Central Coast will see new transportation funds
Californians will be driving on smoother roads, safer bridges, and enjoying the benefits of enhanced transit thanks to $334 million in new funding allocated to 53 projects by the California Transportation Commission.
The allocations include approximately $165 million to repair bumpy pavement, preserve roads that are in good condition from worsening, and upgrade bridges to make them safer and stronger. Most of California’s highways are more than a half-century old, and they carry nearly half of the nation’s container freight – heavy loads that pound our highways more than any other state.
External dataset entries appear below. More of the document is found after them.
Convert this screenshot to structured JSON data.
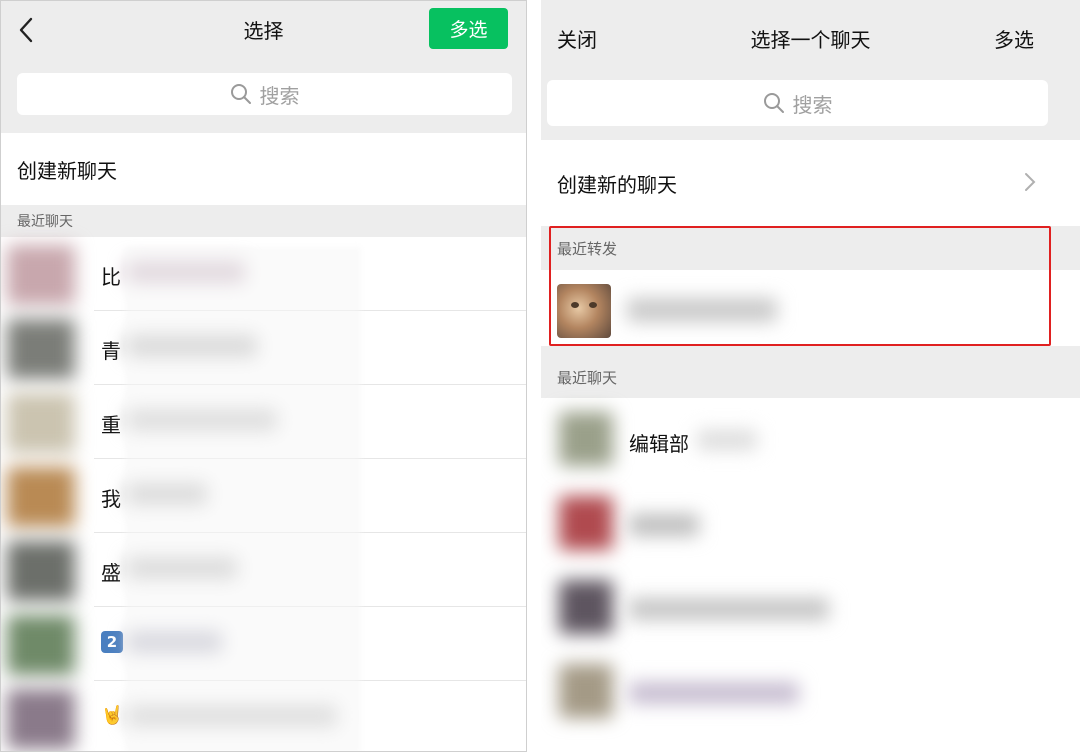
{
  "left_panel": {
    "title": "选择",
    "back_icon": "chevron-left-icon",
    "multi_select_label": "多选",
    "accent_color": "#07c160",
    "search_placeholder": "搜索",
    "create_new_chat_label": "创建新聊天",
    "recent_chats_header": "最近聊天",
    "chats": [
      {
        "prefix": "比",
        "avatar_color": "#c8a7ad"
      },
      {
        "prefix": "青",
        "avatar_color": "#7b7d78"
      },
      {
        "prefix": "重",
        "avatar_color": "#cbc4b0"
      },
      {
        "prefix": "我",
        "avatar_color": "#b98a54"
      },
      {
        "prefix": "盛",
        "avatar_color": "#6c6f6a"
      },
      {
        "prefix": "2",
        "avatar_color": "#6f8a68"
      },
      {
        "prefix": "🤘",
        "avatar_color": "#8a7a8a"
      }
    ]
  },
  "right_panel": {
    "close_label": "关闭",
    "title": "选择一个聊天",
    "multi_select_label": "多选",
    "search_placeholder": "搜索",
    "create_new_chat_label": "创建新的聊天",
    "recent_forwards_header": "最近转发",
    "highlight_color": "#e02020",
    "recent_chats_header": "最近聊天",
    "chats": [
      {
        "name": "编辑部",
        "avatar_color": "#9aa08a"
      },
      {
        "name": "",
        "avatar_color": "#b04a4f"
      },
      {
        "name": "",
        "avatar_color": "#5e5560"
      },
      {
        "name": "",
        "avatar_color": "#a49a86"
      }
    ]
  }
}
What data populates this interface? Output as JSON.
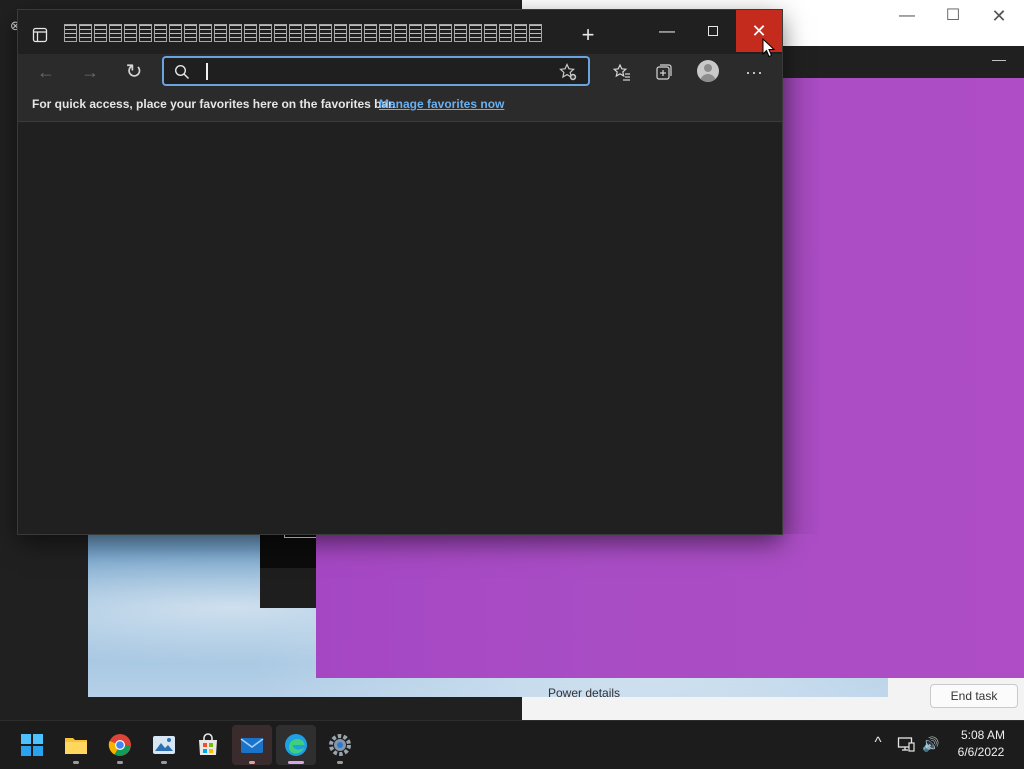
{
  "background_windows": {
    "right_window": {
      "footer_text": "Power details",
      "end_task_label": "End task"
    }
  },
  "edge": {
    "tab_count": 32,
    "new_tab_symbol": "+",
    "window_controls": {
      "minimize": "—",
      "close": "✕"
    },
    "toolbar": {
      "back": "←",
      "forward": "→",
      "refresh": "↻",
      "address_value": "",
      "address_placeholder": "",
      "favorites_icon": "star-list-icon",
      "collections_icon": "collections-icon",
      "more": "···"
    },
    "favorites_bar": {
      "message": "For quick access, place your favorites here on the favorites bar.",
      "link": "Manage favorites now"
    }
  },
  "taskbar": {
    "apps": [
      "start-icon",
      "file-explorer-icon",
      "chrome-icon",
      "photos-icon",
      "store-icon",
      "mail-icon",
      "edge-icon",
      "settings-icon"
    ],
    "tray": {
      "chevron": "^",
      "volume": "🔊"
    },
    "time": "5:08 AM",
    "date": "6/6/2022"
  },
  "colors": {
    "accent_close": "#c42b1c",
    "link": "#6ab0f0",
    "address_focus": "#6aa3e0",
    "purple_panel": "#a94dc5"
  }
}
“To get the most bang for the buck for taxpayers, Caltrans targets dollars where they are most effective – pavement preservation,” Dougherty said. “Every $1 spent on preventive pavement maintenance saves Californians $11 that would have been spent on future pavement repairs.”
Currently, 84 percent, or 42,000 lane miles of California highways are in good operating condition. Caltrans’ goal is to reach 90 percent by 2023, which is a challenge as funding is declining and highways are aging. In 2013, Caltrans repaired 76,808 potholes on the Golden State’s 50,000 highway lane miles. This was down nearly 100,000 potholes from a few years prior due to Caltrans’ repaving efforts.
The allocations also include $64 million from Proposition 1B, a transportation bond approved by voters in 2006. To date, more than $17 billion in Proposition 1B funds have been put to work statewide for transportation purposes. The remaining funding allocations came from assorted transportation accounts funded by state and federal dollars.
Some of the notable projects that received funding support include:
- $7 million to improve 10 miles of pavement on Hwy. 46 from the Shandon Safety Roadside Rest Area to the San Luis Obispo/Kern County line. This project will include improvements to metal beam guardrail.
- $3 million for the improvement of 2 miles of U.S. Highway 101 from south of Los Osos Valley Road to just north of Monterey Street in San Luis Obispo County.
- $981,000 to upgrade pedestrian curb ramps and sidewalks at various locations in San Luis Obispo and Monterey Counties to comply with the American with Disabilities Act (ADA).
- $482,000 to apply a high friction surface treatment to U.S. Highway 101 near Gaviota in Santa Barbara County. This treatment will reduce the severity and number of traffic collisions in this area.
- $400,000 to the Santa Cruz County Regional Transportation Commission (SCCRTC) for the construction of bicycle lanes, curb, gutter and sidewalks near Vine Hill Elementary School in the City of Scotts Valley.